Contabilidade Geral – IFRS

PT16907 – Contabilidade Geral – IFRS

01-05-2016

 

Um grupo de empresas portuguesas, inseridos num grupo económico e no RETGS – Regime Especial de Tributação de Grupos de Sociedade, apresentam em Portugal as contas em SNC e apresentam as contas em consolidado em IFRS, em Bruxelas, porque a empresa-mãe é cotada na capital belga.

– O que fazer fiscalmente e contabilisticamente, para que estas empresas deixem de apresentar as contas anuais em SNC e passam a apresentar as contas em IFRS em Portugal?

– Quais são os requisitos e as normas necessárias?

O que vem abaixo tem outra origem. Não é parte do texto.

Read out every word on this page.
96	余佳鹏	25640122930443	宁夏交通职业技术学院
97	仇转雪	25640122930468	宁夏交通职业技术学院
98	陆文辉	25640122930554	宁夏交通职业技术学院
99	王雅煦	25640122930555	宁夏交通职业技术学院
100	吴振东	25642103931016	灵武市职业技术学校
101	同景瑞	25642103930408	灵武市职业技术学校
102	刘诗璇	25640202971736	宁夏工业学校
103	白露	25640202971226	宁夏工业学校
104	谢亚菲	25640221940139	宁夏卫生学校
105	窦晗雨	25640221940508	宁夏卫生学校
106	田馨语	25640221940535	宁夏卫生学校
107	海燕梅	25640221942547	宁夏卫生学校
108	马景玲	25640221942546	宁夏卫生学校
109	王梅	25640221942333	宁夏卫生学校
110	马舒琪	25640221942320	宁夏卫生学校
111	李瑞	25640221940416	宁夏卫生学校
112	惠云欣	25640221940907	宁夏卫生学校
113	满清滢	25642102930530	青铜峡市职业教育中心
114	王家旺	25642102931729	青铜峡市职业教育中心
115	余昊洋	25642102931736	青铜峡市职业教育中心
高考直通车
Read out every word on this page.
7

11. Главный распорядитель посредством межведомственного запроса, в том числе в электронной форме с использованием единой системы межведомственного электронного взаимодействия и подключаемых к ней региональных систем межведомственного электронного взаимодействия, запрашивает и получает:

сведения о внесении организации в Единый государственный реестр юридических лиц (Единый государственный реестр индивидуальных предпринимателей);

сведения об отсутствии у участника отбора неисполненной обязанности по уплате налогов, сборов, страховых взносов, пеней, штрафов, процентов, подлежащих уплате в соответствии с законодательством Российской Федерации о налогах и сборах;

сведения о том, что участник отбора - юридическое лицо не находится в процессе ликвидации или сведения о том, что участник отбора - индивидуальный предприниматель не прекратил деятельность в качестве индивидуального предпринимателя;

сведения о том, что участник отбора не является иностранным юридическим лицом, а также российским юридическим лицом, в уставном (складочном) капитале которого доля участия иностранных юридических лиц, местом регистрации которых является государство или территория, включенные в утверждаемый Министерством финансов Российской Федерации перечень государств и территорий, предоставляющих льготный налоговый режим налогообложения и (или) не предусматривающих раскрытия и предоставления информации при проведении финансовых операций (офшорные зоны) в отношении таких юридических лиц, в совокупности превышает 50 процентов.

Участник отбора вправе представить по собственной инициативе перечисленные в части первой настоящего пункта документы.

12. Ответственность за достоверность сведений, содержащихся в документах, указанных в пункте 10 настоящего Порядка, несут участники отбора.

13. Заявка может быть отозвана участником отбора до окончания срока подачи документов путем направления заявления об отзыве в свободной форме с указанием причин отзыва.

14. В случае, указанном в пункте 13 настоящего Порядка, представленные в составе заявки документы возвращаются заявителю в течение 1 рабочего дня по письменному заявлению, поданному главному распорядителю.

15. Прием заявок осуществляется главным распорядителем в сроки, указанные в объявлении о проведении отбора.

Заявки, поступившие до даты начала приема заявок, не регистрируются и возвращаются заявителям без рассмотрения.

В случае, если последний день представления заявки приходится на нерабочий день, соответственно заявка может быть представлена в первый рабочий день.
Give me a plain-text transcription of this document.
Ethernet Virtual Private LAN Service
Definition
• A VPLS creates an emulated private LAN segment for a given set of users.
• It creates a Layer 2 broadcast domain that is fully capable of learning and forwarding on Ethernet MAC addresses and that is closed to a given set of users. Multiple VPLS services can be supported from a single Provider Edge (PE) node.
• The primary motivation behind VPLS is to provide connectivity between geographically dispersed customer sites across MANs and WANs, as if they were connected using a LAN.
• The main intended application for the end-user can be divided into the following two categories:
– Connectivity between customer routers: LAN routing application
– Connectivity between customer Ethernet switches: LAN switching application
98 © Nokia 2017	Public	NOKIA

– Se as contas anuais de 2016 ainda se pode apresentar em IFRS, em Portugal? Se sim, como proceder?

 

Parecer técnico

 

A questão colocada refere-se à possibilidade de adoção das normas internacionais de contabilidade (IAS/IFRS) nas demonstrações financeiras individuais de sociedades portuguesas integradas no perímetro de consolidação, em que a empresa-mãe que elabora as contas consolidadas, sedeada na Bélgica, prepara as suas demonstrações financeiras consolidadas com base nas normas internacionais por ter os seus valores mobiliários admitidos à negociação num mercado regulamentado.

Nos termos do n.º 3 do artigo 4.º do Decreto-Lei n.º 158/2009, de 13 de julho, com redação do Decreto-Lei n.º 98/2015, de 2 de junho, as sociedades portuguesas que estejam incluídas no âmbito da consolidação de entidades que sejam obrigadas a aplicar as normas internacionais podem elaborar as respetivas demonstrações financeiras individuais em conformidade com as normas internacionais de contabilidade adotadas nos termos do artigo 3.º do Regulamento (CE) n.º 1606/2002, do Parlamento Europeu e do Conselho, de 19 de julho de 2002, ficando as suas demonstrações financeiras sujeitas a certificação legal das demonstrações financeiras.

Esta opção pode ser aplicada ainda que a empresa-mãe esteja sedeada num outro Estado-Membro da União Europeia, cujas demonstrações financeiras sejam consolidadas nos termos dos artigos 4.º e 5.º do Regulamento (CE) n.º 1606/2002, do Parlamento Europeu e do Conselho, de 19 de julho de 2002, conforme o n.º 5 do artigo 4.º do referido Decreto-Lei.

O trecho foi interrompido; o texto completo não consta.